MARK=10 LD_PRELOAD=./mark.so wget -qO- ifconfig.me

Alternative II:

Firejail https://firejail.wordpress.com/ can force an application to use a specific network, but the compatibility is limited.

firejail --dns=8.8.8.8 --net=eth0 --ip=192.168.1.1

---

Sources: Linuxhacks.org
Disclosure: I am the owner of Linuxhacks.org

Answer 5

I don't think it is possible to force a process to use a certain interface.

However, I think you might be able to play with ipchain/iptables and force that a certain port your process is listening at will only get packets coming through a particular interface.

Useful HOWTO: http://tldp.org/HOWTO/IPCHAINS-HOWTO.html

Answer 6

Usually if a program has no option for setting listening interface, it's listening on ALL interfaces. (You can verify this with lsof -i).

Creating iptables firewall rules that drop incoming traffic pointed towards its ports on interfaces you don't want it to be visible on is the easiest thing to do.

Answer 7

Why would you want a program to use an interface other than the one connected to the server to talk to that server? And if the system isn't using the interface connected to a server to talk to that server, it's a system-level (routing table) issue and has nothing to do with which process happens to want to talk to that server.

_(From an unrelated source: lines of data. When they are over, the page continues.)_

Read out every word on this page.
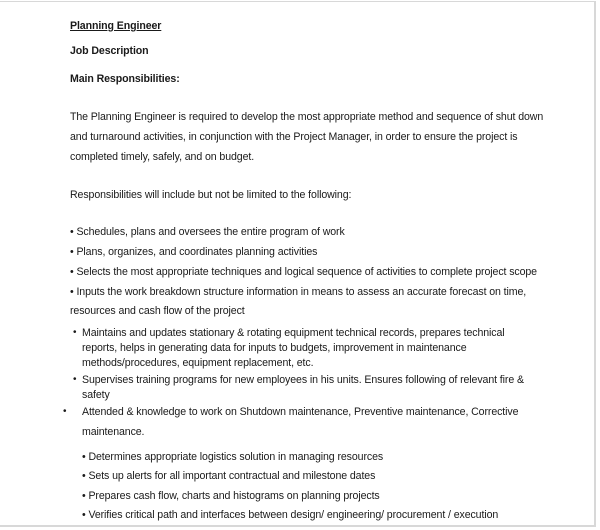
Planning Engineer
Job Description
Main Responsibilities:
The Planning Engineer is required to develop the most appropriate method and sequence of shut down
and turnaround activities, in conjunction with the Project Manager, in order to ensure the project is
completed timely, safely, and on budget.
Responsibilities will include but not be limited to the following:
• Schedules, plans and oversees the entire program of work
• Plans, organizes, and coordinates planning activities
• Selects the most appropriate techniques and logical sequence of activities to complete project scope
• Inputs the work breakdown structure information in means to assess an accurate forecast on time,
resources and cash flow of the project
• Maintains and updates stationary & rotating equipment technical records, prepares technical
reports, helps in generating data for inputs to budgets, improvement in maintenance
methods/procedures, equipment replacement, etc.
• Supervises training programs for new employees in his units. Ensures following of relevant fire &
safety
• Attended & knowledge to work on Shutdown maintenance, Preventive maintenance, Corrective
maintenance.
• Determines appropriate logistics solution in managing resources
• Sets up alerts for all important contractual and milestone dates
• Prepares cash flow, charts and histograms on planning projects
• Verifies critical path and interfaces between design/ engineering/ procurement / execution
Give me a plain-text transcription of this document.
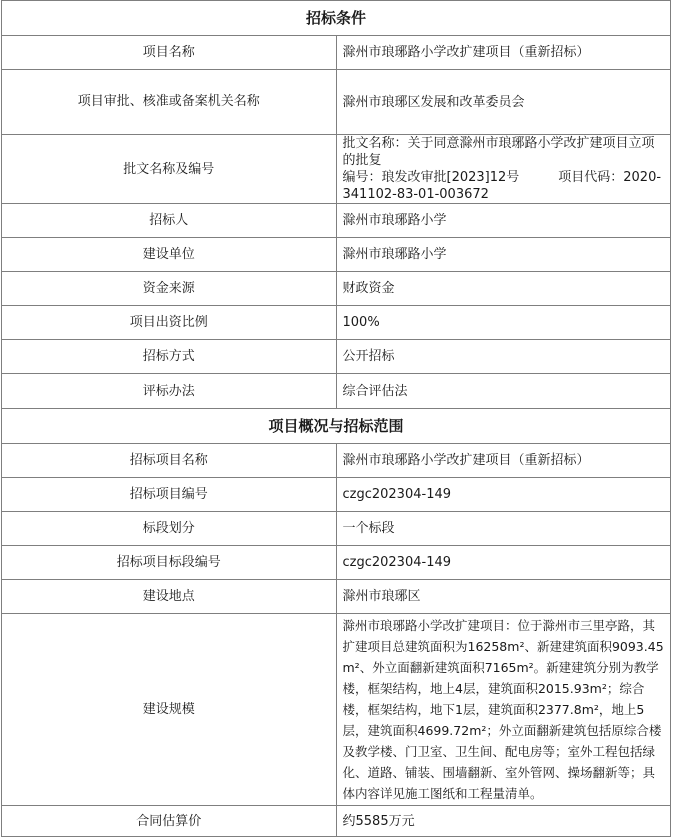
招标条件	
项目名称	滁州市琅琊路小学改扩建项目（重新招标）
项目审批、核准或备案机关名称	滁州市琅琊区发展和改革委员会
批文名称及编号	批文名称：关于同意滁州市琅琊路小学改扩建项目立项的批复
编号：琅发改审批[2023]12号　　　项目代码：2020-341102-83-01-003672

招标人	滁州市琅琊路小学
建设单位	滁州市琅琊路小学
资金来源	财政资金
项目出资比例	100%
招标方式	公开招标
评标办法	综合评估法
项目概况与招标范围	
招标项目名称	滁州市琅琊路小学改扩建项目（重新招标）
招标项目编号	czgc202304-149
标段划分	一个标段
招标项目标段编号	czgc202304-149
建设地点	滁州市琅琊区
建设规模	滁州市琅琊路小学改扩建项目：位于滁州市三里亭路，其扩建项目总建筑面积为16258m²、新建建筑面积9093.45m²、外立面翻新建筑面积7165m²。新建建筑分别为教学楼，框架结构，地上4层，建筑面积2015.93m²；综合楼，框架结构，地下1层，建筑面积2377.8m²，地上5层，建筑面积4699.72m²；外立面翻新建筑包括原综合楼及教学楼、门卫室、卫生间、配电房等；室外工程包括绿化、道路、铺装、围墙翻新、室外管网、操场翻新等；具体内容详见施工图纸和工程量清单。
合同估算价	约5585万元
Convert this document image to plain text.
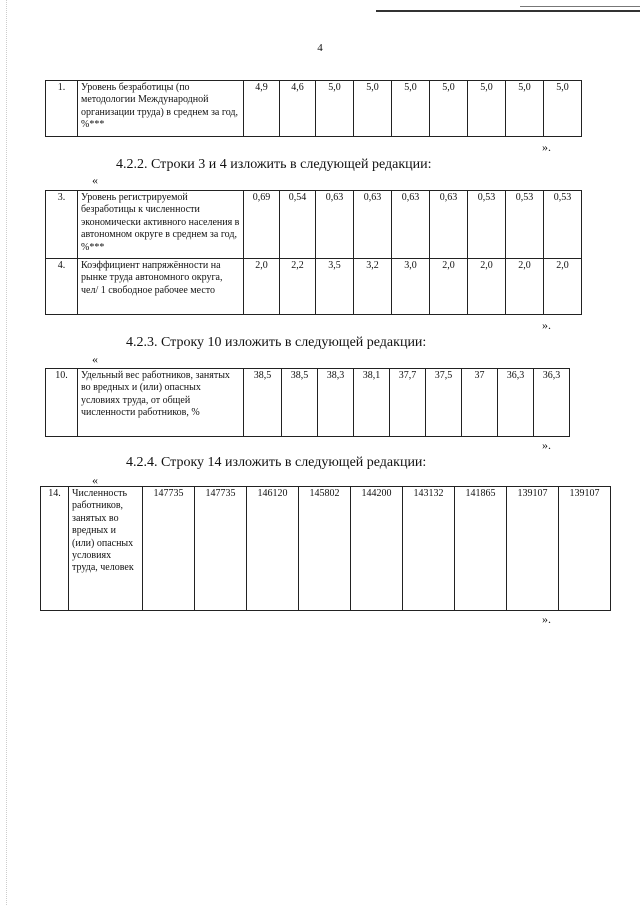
4
1.	Уровень безработицы (по методологии Международной организации труда) в среднем за год, %***	4,9	4,6	5,0	5,0	5,0	5,0	5,0	5,0	5,0
».
4.2.2. Строки 3 и 4 изложить в следующей редакции:
«
3.	Уровень регистрируемой безработицы к численности экономически активного населения в автономном округе в среднем за год, %***	0,69	0,54	0,63	0,63	0,63	0,63	0,53	0,53	0,53
4.	Коэффициент напряжённости на рынке труда автономного округа, чел/ 1 свободное рабочее место	2,0	2,2	3,5	3,2	3,0	2,0	2,0	2,0	2,0
».
4.2.3. Строку 10 изложить в следующей редакции:
«
10.	Удельный вес работников, занятых во вредных и (или) опасных условиях труда, от общей численности работников, %	38,5	38,5	38,3	38,1	37,7	37,5	37	36,3	36,3
».
4.2.4. Строку 14 изложить в следующей редакции:
«
14.	Численность работников, занятых во вредных и (или) опасных условиях труда, человек	147735	147735	146120	145802	144200	143132	141865	139107	139107
».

Different servers on IP networks have different IP addresses. The kernel should know which interface to use to reach a particular IP address based on the routing table. If you're trying to talk to two different servers that have the same IP address, the system will get confused (because, among other things, it only indexes the connections internally by destination address). You can make that work, but it's a system-level fix involving putting one server in a separate logical network that's only connected to the machine through software NAT.

So if they have different IP addresses, use routes to select the correct interface. If they have the same IP address, you need to use NAT so that they appear to have different IP addresses to the system.